If you remember the first batch of WWMMD pictures, you knew that eventually I’d be put in chains at the behest of a corrupt justice system in the Jumble. You can see by my face that I’m shocked at this miscarriage of justice. How could I possibly be found guilty, when I know that I’m innocent? Does my snappy Fist O’ Justice shirt count for nothing? What monstrous jury pool would be capable of such cruelty? Faithful readers, while newspaper readers only got part of the story, I am authorized to share with you the entire courtroom scene:

I … I know I should have hired a lawyer with more courtroom experience. I’m pretty sure he was just doodling on his legal pads all through voir dire.

Blondie, 10/22/09

Here’s the thing, Blondie: If you don’t want to draw attention to your status as an ancient relic from another decade, it may be best not to build a strip around the fact that your main character usually struts about in an outfit that nobody in living memory has worn outside of the most formal situations, and you’ll particularly want avoid equipping him with another set of clothes that, despite his cheery statements to the contrary, would not make anyone in his probable 35-to-50 age range feel “young.” Nevertheless, I’m willing to give you a pass because chubby Dithers in a Nehru jacket is in fact pretty hilarious.
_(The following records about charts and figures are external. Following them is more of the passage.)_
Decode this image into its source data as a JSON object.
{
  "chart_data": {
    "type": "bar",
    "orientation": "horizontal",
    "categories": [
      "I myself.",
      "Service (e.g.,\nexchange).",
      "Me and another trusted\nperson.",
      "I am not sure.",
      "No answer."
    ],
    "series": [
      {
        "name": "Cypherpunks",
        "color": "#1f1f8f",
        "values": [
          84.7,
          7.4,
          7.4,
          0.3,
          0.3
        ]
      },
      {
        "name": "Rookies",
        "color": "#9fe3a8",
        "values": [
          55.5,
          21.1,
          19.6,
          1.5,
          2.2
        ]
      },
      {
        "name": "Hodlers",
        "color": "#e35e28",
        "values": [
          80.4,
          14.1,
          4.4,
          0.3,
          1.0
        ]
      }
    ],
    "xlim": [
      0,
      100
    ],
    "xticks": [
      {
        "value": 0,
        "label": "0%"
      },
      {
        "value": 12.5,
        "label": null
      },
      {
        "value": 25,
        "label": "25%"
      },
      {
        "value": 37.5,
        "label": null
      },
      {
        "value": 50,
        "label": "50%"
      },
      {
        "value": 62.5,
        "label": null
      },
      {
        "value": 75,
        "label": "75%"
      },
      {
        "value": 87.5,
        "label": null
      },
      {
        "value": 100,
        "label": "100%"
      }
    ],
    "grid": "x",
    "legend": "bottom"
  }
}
Rex Morgan, M.D., 10/22/09

So earlier this week, I noted that it would be an amusing improvement on the current RMMD storyline if Tim proved to be a sinister kidnapper. However, I’m even more pleased at the current plot direction into horrible social discomfort. Now that Peanuts is no longer being produced, there are very few places in the comics where you can see painful interpersonal awkwardness so deliciously drawn out until it makes you cringe. I look forward to the next several days’ worth of strips after this clumsy pass consisting mostly of silence — frosty in the passenger seat, humiliated on the driver’s side.

Apartment 3-G, 10/22/09

Speaking of awkwardness, this Apartment 3-G storyline is just getting better and better. Remember, the funniest Tommie storylines are the ones where she’s casually insulted!

Slylock Fox, 10/22/09

I’m assuming the parents in these Six Differences panels have commissioned some kind of report from their children on the pros and cons of various domestic pets. Despite their big smiles, I can’t imagine they’re all that pleased to see that the kids are just drawing on big pieces of paper. What is this, the ’80s? If you really want to make an impression, you want to set up a PowerPoint presentation, with animal clip art and ungrammatical bullet points about why dogs and/or cats are awesome. How do you kids expect to succeed as white-collar drones? Sorry, you’re getting a turtle.